Related projects
Currently, OLDI manages OLDI-Seed (an extension of the NLLB-Seed dataset) and FLORES+ (an extension of the FLORES-200 dataset). Below, we list some other extensions and derivatives of these datasets, not managed by OLDI but still potentially relevant, as well as some other interesting multiway parallel datasets.
Partial FLORES translations
There are at least two translations of FLORES that comprise less than one full dataset split. By representing languages for which no other translation benchmarks exists, they could still be interesting:
- smugri-flores-testset: translation of the first 250 sentences of the FLORES devtest set (all from the news domain) into low-resource Finno-Ugric languages: Komi, Udmurt, Hill and Meadow Mari, Erzya, Moksha, Livonian, Mansi, and Livvi Karelian (Yankovskaya et al, 2023), later expanded with Proper Karelian, Ludian, and Veps (Pashchenko et al, 2024).

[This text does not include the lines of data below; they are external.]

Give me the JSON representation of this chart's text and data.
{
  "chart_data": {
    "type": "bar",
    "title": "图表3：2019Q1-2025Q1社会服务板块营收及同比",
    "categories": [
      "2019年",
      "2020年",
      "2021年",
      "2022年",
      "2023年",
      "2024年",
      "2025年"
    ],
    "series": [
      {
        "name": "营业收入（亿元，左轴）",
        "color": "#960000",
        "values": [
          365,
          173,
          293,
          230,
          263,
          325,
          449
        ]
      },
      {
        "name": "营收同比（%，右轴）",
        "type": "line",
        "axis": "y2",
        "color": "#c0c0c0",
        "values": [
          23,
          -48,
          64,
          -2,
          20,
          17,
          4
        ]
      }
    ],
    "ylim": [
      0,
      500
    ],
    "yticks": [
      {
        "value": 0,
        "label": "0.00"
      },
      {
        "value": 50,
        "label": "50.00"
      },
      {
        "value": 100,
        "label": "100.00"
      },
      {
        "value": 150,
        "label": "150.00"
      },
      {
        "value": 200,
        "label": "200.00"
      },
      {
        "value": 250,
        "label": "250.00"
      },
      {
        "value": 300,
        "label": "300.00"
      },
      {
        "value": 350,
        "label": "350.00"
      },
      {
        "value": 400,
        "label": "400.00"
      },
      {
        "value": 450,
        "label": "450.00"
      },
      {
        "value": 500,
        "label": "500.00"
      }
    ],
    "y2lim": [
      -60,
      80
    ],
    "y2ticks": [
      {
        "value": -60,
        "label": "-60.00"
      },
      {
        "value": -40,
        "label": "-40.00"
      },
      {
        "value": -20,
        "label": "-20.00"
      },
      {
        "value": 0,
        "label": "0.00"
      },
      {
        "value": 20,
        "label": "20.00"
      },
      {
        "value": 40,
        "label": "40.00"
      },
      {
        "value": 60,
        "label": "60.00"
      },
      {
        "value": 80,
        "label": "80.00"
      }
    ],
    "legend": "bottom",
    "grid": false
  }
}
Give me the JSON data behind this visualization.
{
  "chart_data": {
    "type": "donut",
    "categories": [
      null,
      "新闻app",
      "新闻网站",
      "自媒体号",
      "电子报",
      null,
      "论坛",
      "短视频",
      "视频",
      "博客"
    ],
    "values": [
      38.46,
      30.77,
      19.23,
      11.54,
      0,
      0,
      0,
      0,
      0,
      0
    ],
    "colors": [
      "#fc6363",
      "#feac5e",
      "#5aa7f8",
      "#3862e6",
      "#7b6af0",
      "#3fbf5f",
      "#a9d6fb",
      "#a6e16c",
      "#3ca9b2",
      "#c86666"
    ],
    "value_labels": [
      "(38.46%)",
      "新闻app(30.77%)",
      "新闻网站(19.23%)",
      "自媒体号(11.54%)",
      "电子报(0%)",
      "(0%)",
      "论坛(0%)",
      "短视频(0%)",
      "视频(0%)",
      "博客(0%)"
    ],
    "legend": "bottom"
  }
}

- chukot_russian_flores_sample: translation of the first 100 sentences of the FLORES devtest set into the Chukot language via Russian.
- 2M-Flores-ASL: a version of FLORES translated into American Sign Language.
Other FLORES derivatives
- Fleurs is a speech version of FLORES in 102 languages.
- Belebele: a benchmark of multilingual reading comprehension (spanning 122 language variants) with multiple-choice answers built on top of FLORES.